Acquiring a rabbit is a long-term commitment; they can live more than 10 years. They can make wonderful companion pets, but people should know the realities of living with a rabbit before making a decision to bring one home. They are not the easy-to-care-for inexpensive pets we've been led to believe.
Rabbits are intelligent and have a highly developed social order, so do best with the companionship of at least one other rabbit. Exercise and mental stimulation are crucial, which means they need plenty of out-of-cage time, which also means "rabbit proofing" your home. In addition to daily pellets, veggies and hay, they need regular visits to an exotics vet experienced with rabbits. Another consideration is space. Most pet store-bought cages are not nearly big enough for an adult rabbit.
Chickens, too, can live up to 10 years and need commitment and proper care for their entire lives.

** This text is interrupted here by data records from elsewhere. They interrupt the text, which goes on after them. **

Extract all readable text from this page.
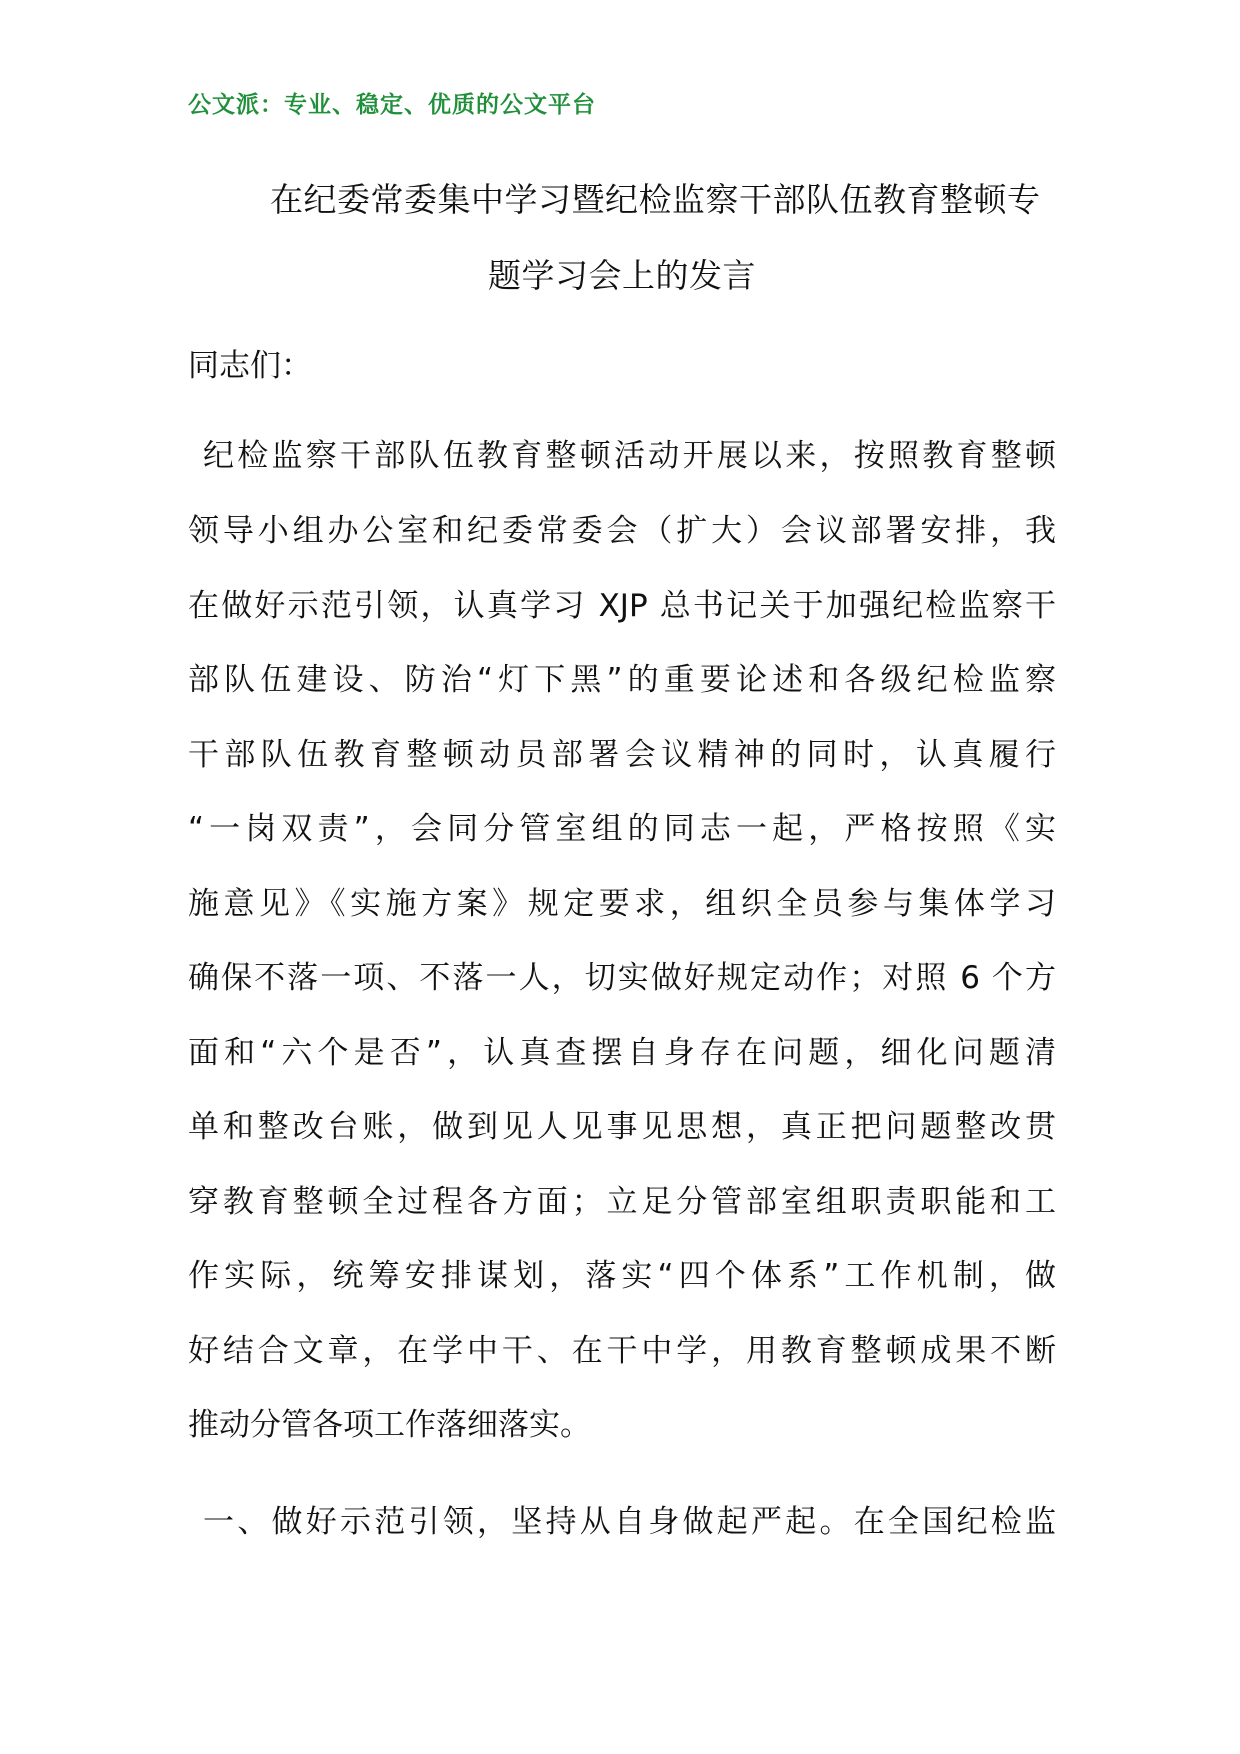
公文派：专业、稳定、优质的公文平台
在纪委常委集中学习暨纪检监察干部队伍教育整顿专
题学习会上的发言
同志们：
纪检监察干部队伍教育整顿活动开展以来，按照教育整顿
领导小组办公室和纪委常委会（扩大）会议部署安排，我
在做好示范引领，认真学习 XJP 总书记关于加强纪检监察干
部队伍建设、防治“灯下黑”的重要论述和各级纪检监察
干部队伍教育整顿动员部署会议精神的同时，认真履行
“一岗双责”，会同分管室组的同志一起，严格按照《实
施意见》《实施方案》规定要求，组织全员参与集体学习
确保不落一项、不落一人，切实做好规定动作；对照 6 个方
面和“六个是否”，认真查摆自身存在问题，细化问题清
单和整改台账，做到见人见事见思想，真正把问题整改贯
穿教育整顿全过程各方面；立足分管部室组职责职能和工
作实际，统筹安排谋划，落实“四个体系”工作机制，做
好结合文章，在学中干、在干中学，用教育整顿成果不断
推动分管各项工作落细落实。
一、做好示范引领，坚持从自身做起严起。在全国纪检监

Raising a chicken has its challenges, but starting with a fuzzy Easter chick removed from its mother only days after hatching presents additional challenges.
"I have many different animals on the farm, and hens are by far the best mothers," says Faith Ching of Ching Farm Animal Sanctuary. "They start communicating with their chicks while still in the egg and form very strong bonds. Once hatched, they teach their chicks everything they need to learn about… well, about how to be chickens."
Optimally, chicks should stay with their mothers for three to four months to learn all they can from her-where to find food and water; where to roost and nest, how to protect themselves from predators, and when to get out of the sun. Baby chicks are very delicate and without their mothers moderating their temperature, they can easily die.
The first consideration before obtaining a chick is the zoning laws. Space is another consideration – overcrowded chickens may become irritable and peck one another. Chickens are temperature sensitive, require dust baths to keep feathers clean and free of mites, and must be kept safe from predators. Like rabbits, they are social animals who do best in groups or with the company of at least one other chicken.
The point is that all animals have specific, often complex needs. Just being small does not make an animal disposable, and they should not be purchased on impulse or for novelty. Bringing any animal into your home should be a planned, well-thought out decision and never just "for the kids."
Animal rescues and municipal shelters don't have the resources to deal with all the unwanted chicks, bunnies and other small animals abandoned after Easter, so they often resort to euthanasia even if the animal is healthy and friendly.
Please make an informed decision when considering your Easter gifts. Toys and books make wonderful Easter basket fillers. Or, maybe you could make yours chocolate?
Sunny Branson is co-owner of Single Malt Media, volunteers for Wasatch Animal Rescue and sponsors two pot-bellied pigs at Ching Farm Sanctuary.